The effect acted like a mild depressant program or a communal virus. Yes, there truly was life after corporeal death. But it seemed to be perpetual misery. Nor was there any sighting of God, any God, even the Creator’s numerous prophets went curiously unseen; no pearly gates, no brimstone lakes, no judgement, no Jahannam, no salvation. There was apparently no reward for having lived a virtuous life. The best anybody now had to hope for after death was to come back and possess the living.

Having to come to terms with the concept of a universe besieged by lost souls was a wounding process. People reacted in different ways. Getting smashed, or stoned, or stimmed out was popular. Some found religion in a big way. Some became fervently agnostic. Some turned to their shrinks for reassurance. Some (the richer and smarter) quietly focused their attention (and funding) to zero-tau mausoleums.

One thing the psychiatrists did notice, this was a depression which drove nobody to suicide. The other constants were the slow decline in efficiency at work, increased lethargy, a rise in use of tranquilizer and stimulant programs. Pop psychology commentators took to calling it the rise of the why-bother psychosis.

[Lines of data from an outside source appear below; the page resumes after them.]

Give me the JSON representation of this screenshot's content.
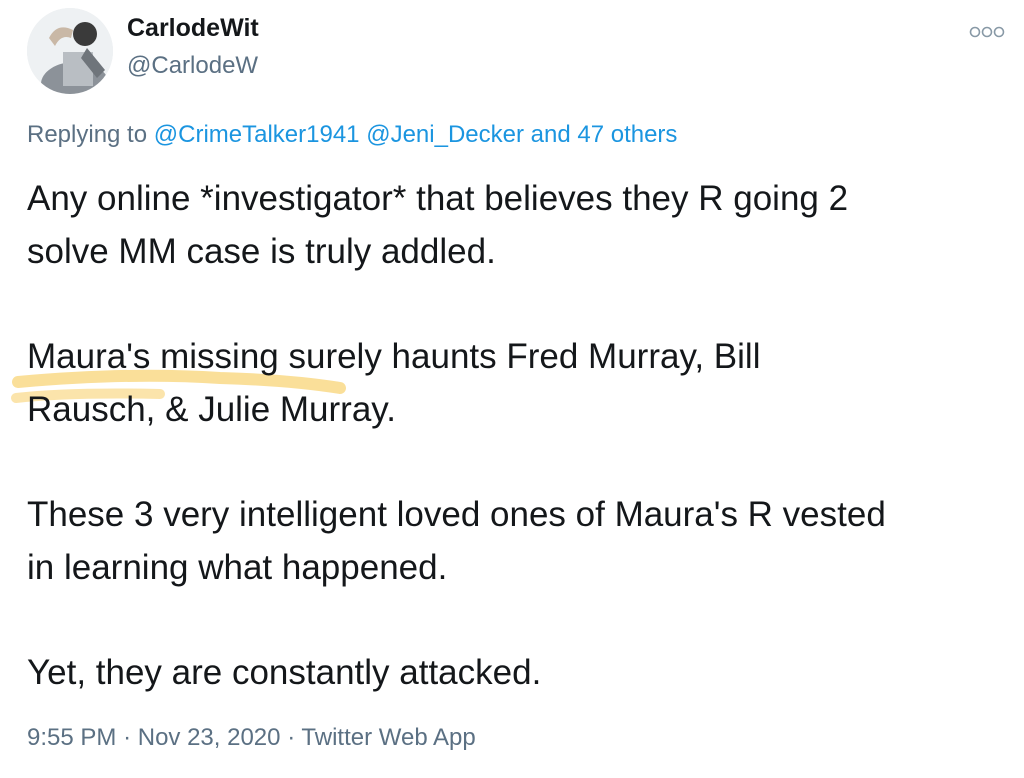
{
  "user": {
    "display_name": "CarlodeWit",
    "handle": "@CarlodeW",
    "avatar_icon": "profile-photo"
  },
  "more_icon": "more-options-icon",
  "reply_context": {
    "prefix": "Replying to",
    "mention1": "@CrimeTalker1941",
    "mention2": "@Jeni_Decker",
    "others": "and 47 others"
  },
  "tweet": {
    "para1": "Any online *investigator* that believes they R going 2\nsolve MM case is truly addled.",
    "para2": "Maura's missing surely haunts Fred Murray, Bill\nRausch, & Julie Murray.",
    "para3": "These 3 very intelligent loved ones of Maura's R vested\nin learning what happened.",
    "para4": "Yet, they are constantly attacked."
  },
  "meta": {
    "time": "9:55 PM",
    "sep1": "·",
    "date": "Nov 23, 2020",
    "sep2": "·",
    "source": "Twitter Web App"
  },
  "colors": {
    "text": "#14171a",
    "secondary": "#5b7083",
    "link": "#1b95e0",
    "highlighter": "#f6c445"
  }
}
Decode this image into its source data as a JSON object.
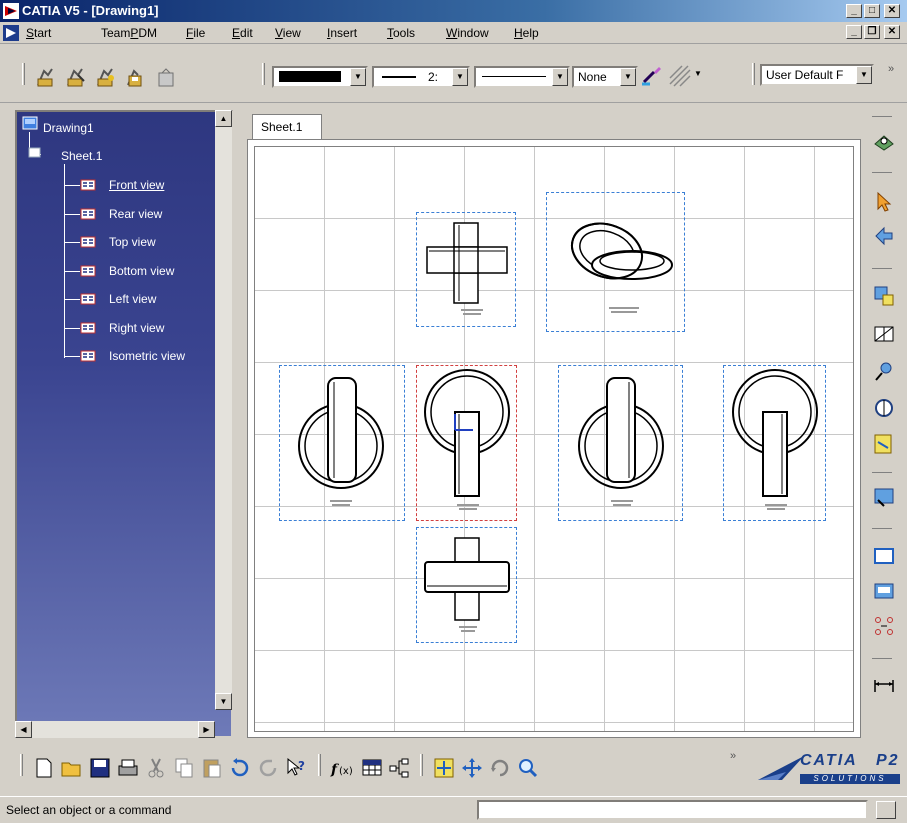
{
  "window": {
    "title": "CATIA V5 - [Drawing1]"
  },
  "menu": {
    "items": [
      {
        "label": "Start",
        "underline": "S",
        "rest": "tart"
      },
      {
        "label": "TeamPDM",
        "pre": "Team",
        "underline": "P",
        "rest": "DM"
      },
      {
        "label": "File",
        "underline": "F",
        "rest": "ile"
      },
      {
        "label": "Edit",
        "underline": "E",
        "rest": "dit"
      },
      {
        "label": "View",
        "underline": "V",
        "rest": "iew"
      },
      {
        "label": "Insert",
        "underline": "I",
        "rest": "nsert"
      },
      {
        "label": "Tools",
        "underline": "T",
        "rest": "ools"
      },
      {
        "label": "Window",
        "underline": "W",
        "rest": "indow"
      },
      {
        "label": "Help",
        "underline": "H",
        "rest": "elp"
      }
    ]
  },
  "graphic_props": {
    "line_thickness": "2:",
    "pattern_value": "None",
    "style_value": "User Default F"
  },
  "tree": {
    "root": "Drawing1",
    "sheet": "Sheet.1",
    "views": [
      "Front view",
      "Rear view",
      "Top view",
      "Bottom view",
      "Left view",
      "Right view",
      "Isometric view"
    ]
  },
  "sheet_tab": "Sheet.1",
  "status": {
    "message": "Select an object or a command"
  },
  "logo": {
    "brand": "CATIA",
    "tag": "P2",
    "sub": "SOLUTIONS"
  },
  "colors": {
    "view_frame": "#3a7fd5",
    "active_frame": "#d24040",
    "tree_bg": "#2e3780"
  }
}
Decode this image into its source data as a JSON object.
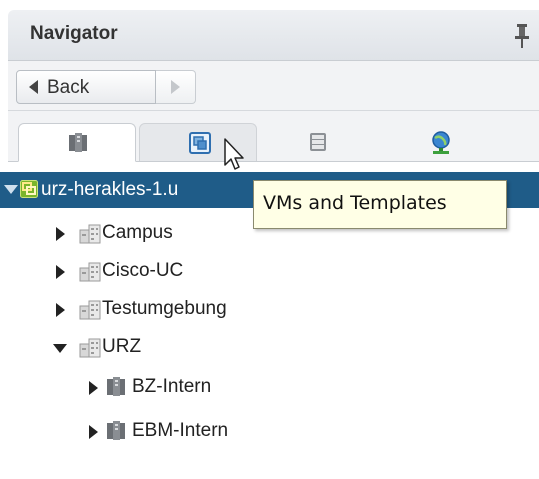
{
  "navigator": {
    "title": "Navigator",
    "pin_icon": "pin-icon"
  },
  "nav": {
    "back_label": "Back",
    "back_icon": "chevron-left-icon",
    "forward_icon": "chevron-right-icon"
  },
  "tabs": [
    {
      "icon": "host-cluster-icon",
      "active": true
    },
    {
      "icon": "vms-templates-icon",
      "hover": true
    },
    {
      "icon": "storage-icon"
    },
    {
      "icon": "networking-icon"
    }
  ],
  "tooltip": {
    "text": "VMs and Templates"
  },
  "tree": {
    "root": {
      "label": "urz-herakles-1.u",
      "icon": "vcenter-icon",
      "expanded": true,
      "selected": true
    },
    "items": [
      {
        "label": "Campus",
        "icon": "datacenter-icon",
        "expanded": false
      },
      {
        "label": "Cisco-UC",
        "icon": "datacenter-icon",
        "expanded": false
      },
      {
        "label": "Testumgebung",
        "icon": "datacenter-icon",
        "expanded": false
      },
      {
        "label": "URZ",
        "icon": "datacenter-icon",
        "expanded": true,
        "children": [
          {
            "label": "BZ-Intern",
            "icon": "cluster-icon",
            "expanded": false
          },
          {
            "label": "EBM-Intern",
            "icon": "cluster-icon",
            "expanded": false
          }
        ]
      }
    ]
  },
  "colors": {
    "selection": "#1f5c88",
    "tooltip_bg": "#ffffe6",
    "header_bg": "#dfe3e8"
  }
}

The rest of the Confederation was swift to follow, and almost identical in its response no matter what ethnic culture base was exposed to the news. No ideology or religion offered much in the way of resistance. Only Edenism proved resilient, though even that culture was far from immune.

Antonio Whitelocke chartered twenty-five blackhawks and Adamist independent trader starships to distribute Kelly’s fleks to Collins offices across the Confederation. Saturation took three weeks, longer than optimum, but the quarantine alert made national navies highly nervous. Some of the more authoritarian governments, fearful of the effect Kelly’s recording would have on public confidence, tried to ban Collins from releasing it; an action which simply pushed the fleks underground whilst simultaneously boosting their credibility. It was an unfortunate outcome, because in many cases it clashed and interacted with two other information ripples expanding across the Confederation. Firstly there was the rapidly spreading bad news about Al Capone’s takeover of New California, and secondly the more clandestine distribution of Kiera Salter’s seductive recording.